Terrorist attacks have tragically become a common occurrence. There was Charlie Hebdo and the Hyper Cacher attacks in Paris in January 2015, which killed 11 people; the Charleston church shooting in June 2015 that took nine lives; the suicide bombings and mass shootings in Paris in November that killed 130. The same month, a pair of suicide bombers killed 43 in Beirut; and in December, 14 were killed in the San Bernardino shooting that shocked the nation. And the list goes on.

The goal of these attacks is to terrorize, divide and push victims to overreact. Yet, efforts to react “just right” never seem satisfactory. Last week was no exception. In this case, President Barack Obama was criticized for continuing his state visit to Cuba, which on the day of the Brussels attacks took him to view the national pastime of both the United States and the island nation — a baseball game.

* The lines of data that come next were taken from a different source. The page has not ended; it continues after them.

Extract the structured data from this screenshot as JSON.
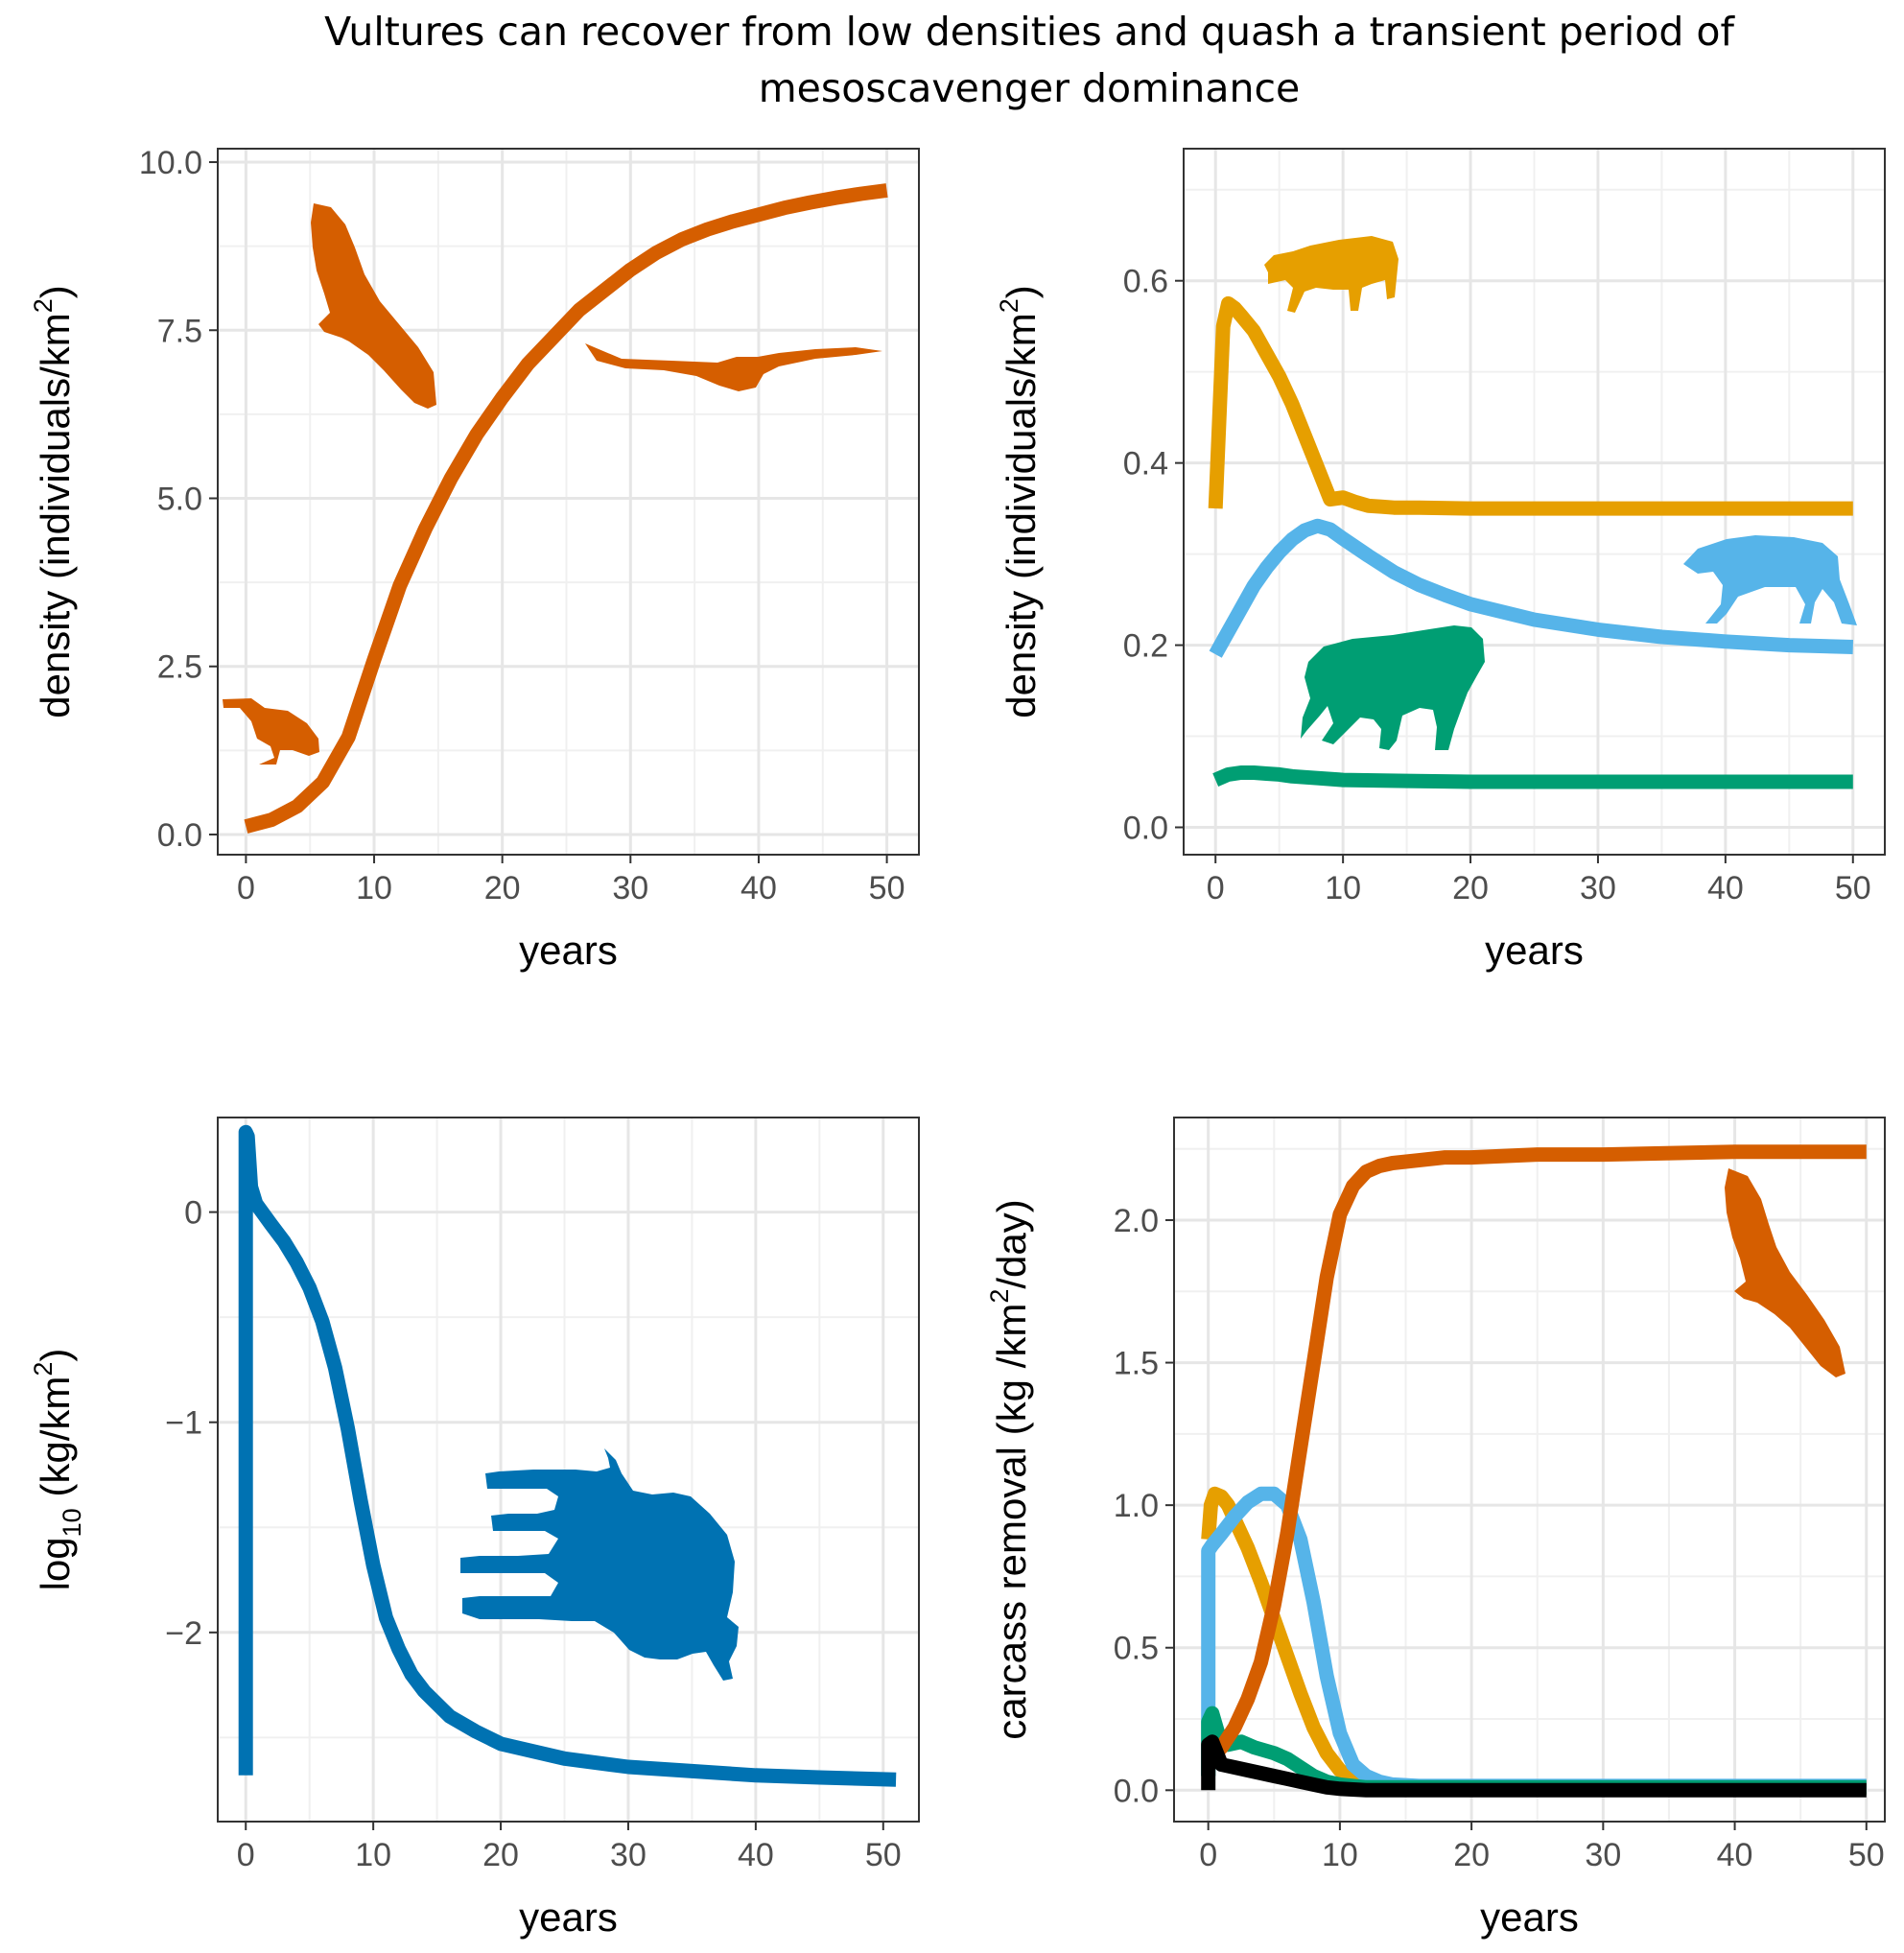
{
  "title_lines": [
    "Vultures can recover from low densities and quash a transient period of",
    "mesoscavenger dominance"
  ],
  "colors": {
    "vulture": "#D55E00",
    "jackal": "#E69F00",
    "hyena": "#56B4E9",
    "lion": "#009E73",
    "carcass": "#0072B2",
    "other": "#000000"
  },
  "chart_data": [
    {
      "type": "line",
      "panel": "top-left",
      "title": "",
      "xlabel": "years",
      "ylabel": {
        "main": "density (individuals/km",
        "sup": "2",
        "end": ")"
      },
      "xlim": [
        -2.2,
        52.5
      ],
      "ylim": [
        -0.3,
        10.2
      ],
      "xticks": [
        0,
        10,
        20,
        30,
        40,
        50
      ],
      "xtick_labels": [
        "0",
        "10",
        "20",
        "30",
        "40",
        "50"
      ],
      "yticks": [
        0,
        2.5,
        5,
        7.5,
        10
      ],
      "ytick_labels": [
        "0.0",
        "2.5",
        "5.0",
        "7.5",
        "10.0"
      ],
      "grid": true,
      "legend": "none",
      "series": [
        {
          "color_key": "vulture",
          "x": [
            0,
            2,
            4,
            6,
            8,
            10,
            12,
            14,
            16,
            18,
            20,
            22,
            24,
            26,
            28,
            30,
            32,
            34,
            36,
            38,
            40,
            42,
            44,
            46,
            48,
            50
          ],
          "y": [
            0.12,
            0.22,
            0.42,
            0.78,
            1.45,
            2.6,
            3.7,
            4.55,
            5.3,
            5.95,
            6.5,
            7.0,
            7.4,
            7.8,
            8.1,
            8.4,
            8.65,
            8.85,
            9.0,
            9.12,
            9.22,
            9.32,
            9.4,
            9.47,
            9.53,
            9.58
          ]
        }
      ]
    },
    {
      "type": "line",
      "panel": "top-right",
      "title": "",
      "xlabel": "years",
      "ylabel": {
        "main": "density (individuals/km",
        "sup": "2",
        "end": ")"
      },
      "xlim": [
        -2.5,
        52.5
      ],
      "ylim": [
        -0.03,
        0.745
      ],
      "xticks": [
        0,
        10,
        20,
        30,
        40,
        50
      ],
      "xtick_labels": [
        "0",
        "10",
        "20",
        "30",
        "40",
        "50"
      ],
      "yticks": [
        0,
        0.2,
        0.4,
        0.6
      ],
      "ytick_labels": [
        "0.0",
        "0.2",
        "0.4",
        "0.6"
      ],
      "grid": true,
      "legend": "none",
      "series": [
        {
          "color_key": "jackal",
          "x": [
            0,
            0.3,
            0.6,
            1.0,
            1.5,
            2,
            3,
            4,
            5,
            6,
            7,
            8,
            9,
            10,
            11,
            12,
            13,
            14,
            16,
            20,
            30,
            40,
            50
          ],
          "y": [
            0.35,
            0.45,
            0.55,
            0.575,
            0.57,
            0.562,
            0.545,
            0.52,
            0.495,
            0.465,
            0.43,
            0.395,
            0.36,
            0.362,
            0.357,
            0.353,
            0.352,
            0.351,
            0.351,
            0.35,
            0.35,
            0.35,
            0.35
          ]
        },
        {
          "color_key": "hyena",
          "x": [
            0,
            1,
            2,
            3,
            4,
            5,
            6,
            7,
            8,
            9,
            10,
            12,
            14,
            16,
            18,
            20,
            25,
            30,
            35,
            40,
            45,
            50
          ],
          "y": [
            0.19,
            0.215,
            0.24,
            0.265,
            0.285,
            0.302,
            0.316,
            0.326,
            0.331,
            0.327,
            0.317,
            0.298,
            0.28,
            0.266,
            0.255,
            0.245,
            0.228,
            0.217,
            0.209,
            0.204,
            0.2,
            0.198
          ]
        },
        {
          "color_key": "lion",
          "x": [
            0,
            1,
            2,
            3,
            4,
            5,
            6,
            8,
            10,
            15,
            20,
            30,
            40,
            50
          ],
          "y": [
            0.052,
            0.058,
            0.06,
            0.06,
            0.059,
            0.058,
            0.056,
            0.054,
            0.052,
            0.051,
            0.05,
            0.05,
            0.05,
            0.05
          ]
        }
      ]
    },
    {
      "type": "line",
      "panel": "bottom-left",
      "title": "",
      "xlabel": "years",
      "ylabel": {
        "main": "log",
        "sub": "10",
        "rest": " (kg/km",
        "sup": "2",
        "end": ")"
      },
      "xlim": [
        -2.2,
        52.8
      ],
      "ylim": [
        -2.9,
        0.45
      ],
      "xticks": [
        0,
        10,
        20,
        30,
        40,
        50
      ],
      "xtick_labels": [
        "0",
        "10",
        "20",
        "30",
        "40",
        "50"
      ],
      "yticks": [
        -2,
        -1,
        0
      ],
      "ytick_labels": [
        "−2",
        "−1",
        "0"
      ],
      "grid": true,
      "legend": "none",
      "series": [
        {
          "color_key": "carcass",
          "x": [
            0,
            0,
            0.15,
            0.4,
            0.8,
            2,
            3,
            4,
            5,
            6,
            7,
            8,
            9,
            10,
            11,
            12,
            13,
            14,
            16,
            18,
            20,
            25,
            30,
            35,
            40,
            45,
            51
          ],
          "y": [
            -2.68,
            0.38,
            0.36,
            0.12,
            0.04,
            -0.06,
            -0.14,
            -0.24,
            -0.36,
            -0.52,
            -0.74,
            -1.03,
            -1.37,
            -1.68,
            -1.93,
            -2.08,
            -2.2,
            -2.28,
            -2.4,
            -2.47,
            -2.53,
            -2.6,
            -2.64,
            -2.66,
            -2.68,
            -2.69,
            -2.7
          ]
        }
      ]
    },
    {
      "type": "line",
      "panel": "bottom-right",
      "title": "",
      "xlabel": "years",
      "ylabel": {
        "main": "carcass removal (kg /km",
        "sup": "2",
        "end": "/day)"
      },
      "xlim": [
        -2.6,
        51.4
      ],
      "ylim": [
        -0.11,
        2.36
      ],
      "xticks": [
        0,
        10,
        20,
        30,
        40,
        50
      ],
      "xtick_labels": [
        "0",
        "10",
        "20",
        "30",
        "40",
        "50"
      ],
      "yticks": [
        0,
        0.5,
        1,
        1.5,
        2
      ],
      "ytick_labels": [
        "0.0",
        "0.5",
        "1.0",
        "1.5",
        "2.0"
      ],
      "grid": true,
      "legend": "none",
      "series": [
        {
          "color_key": "jackal",
          "x": [
            0,
            0.2,
            0.5,
            1,
            1.5,
            2,
            3,
            4,
            5,
            6,
            7,
            8,
            9,
            10,
            11,
            12,
            14,
            20,
            30,
            40,
            50
          ],
          "y": [
            0.88,
            1.0,
            1.04,
            1.03,
            1.0,
            0.95,
            0.85,
            0.73,
            0.6,
            0.47,
            0.34,
            0.22,
            0.13,
            0.07,
            0.04,
            0.02,
            0.015,
            0.01,
            0.01,
            0.01,
            0.01
          ]
        },
        {
          "color_key": "hyena",
          "x": [
            0,
            0,
            0.3,
            1,
            2,
            3,
            4,
            5,
            6,
            7,
            8,
            9,
            10,
            11,
            12,
            13,
            14,
            16,
            20,
            30,
            40,
            50
          ],
          "y": [
            0.05,
            0.84,
            0.86,
            0.9,
            0.96,
            1.01,
            1.04,
            1.04,
            1.0,
            0.88,
            0.66,
            0.4,
            0.2,
            0.09,
            0.05,
            0.03,
            0.02,
            0.015,
            0.015,
            0.015,
            0.015,
            0.015
          ]
        },
        {
          "color_key": "lion",
          "x": [
            0,
            0,
            0.3,
            0.8,
            1.5,
            2.5,
            3.5,
            5,
            6,
            7,
            8,
            9,
            10,
            12,
            20,
            30,
            40,
            50
          ],
          "y": [
            0.05,
            0.24,
            0.27,
            0.19,
            0.16,
            0.17,
            0.15,
            0.13,
            0.11,
            0.08,
            0.05,
            0.03,
            0.02,
            0.01,
            0.01,
            0.01,
            0.01,
            0.01
          ]
        },
        {
          "color_key": "vulture",
          "x": [
            0,
            1,
            2,
            3,
            4,
            5,
            6,
            7,
            8,
            9,
            10,
            11,
            12,
            13,
            14,
            16,
            18,
            20,
            25,
            30,
            40,
            50
          ],
          "y": [
            0.1,
            0.15,
            0.22,
            0.32,
            0.45,
            0.65,
            0.9,
            1.2,
            1.5,
            1.8,
            2.02,
            2.12,
            2.17,
            2.19,
            2.2,
            2.21,
            2.22,
            2.22,
            2.23,
            2.23,
            2.24,
            2.24
          ]
        },
        {
          "color_key": "other",
          "x": [
            0,
            0,
            0.3,
            1,
            2,
            3,
            4,
            5,
            6,
            7,
            8,
            9,
            10,
            12,
            20,
            30,
            40,
            50
          ],
          "y": [
            0.0,
            0.16,
            0.17,
            0.09,
            0.08,
            0.07,
            0.06,
            0.05,
            0.04,
            0.03,
            0.02,
            0.01,
            0.005,
            0.0,
            0.0,
            0.0,
            0.0,
            0.0
          ]
        }
      ]
    }
  ]
}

The game began with a moment of silence for the dead in Brussels. But the sight of Obama in the stands with Cuban President Raul Castro was too much for some. Republican presidential candidate Sen. Ted Cruz of Texas, himself of Cuban descent, called on Obama to suspend his trip and return home — or fly to Brussels. Former New York City Mayor Rudy Giuliani said Obama’s behavior was like “Franklin Roosevelt remaining at Warm Springs when the Japanese bombed Pearl Harbor.”

Roosevelt was actually at the White House when he learned that Pearl Harbor had been attacked. But if he had all the communications technology currently available to a modern president, FDR could have just as easily monitored the situation, conferred with his advisers and congressional leaders and addressed the country from Warm Springs. We are now in the 21st century, and the president is never out of touch.

That said, we agree that the optics on this one were not great. Modern presidents, who are constantly under public scrutiny, can’t help but seem to be doing the wrong thing at times, just as former President George W. Bush was criticized for continuing to read to school children while the Twin Towers were coming down.

The attacks in Brussels, and the long list of incidents that preceded them, show that we’re in this fight against global terror for the long run. Part of the fight means continuing to live our lives. That doesn’t mean terror should be ignored or that we should be less vigilant. But we are not a people under siege, and few among us are willing to live as such. For this simple reason, the criticism of the president’s decision to continue with scheduled activities in Cuba rings hollow.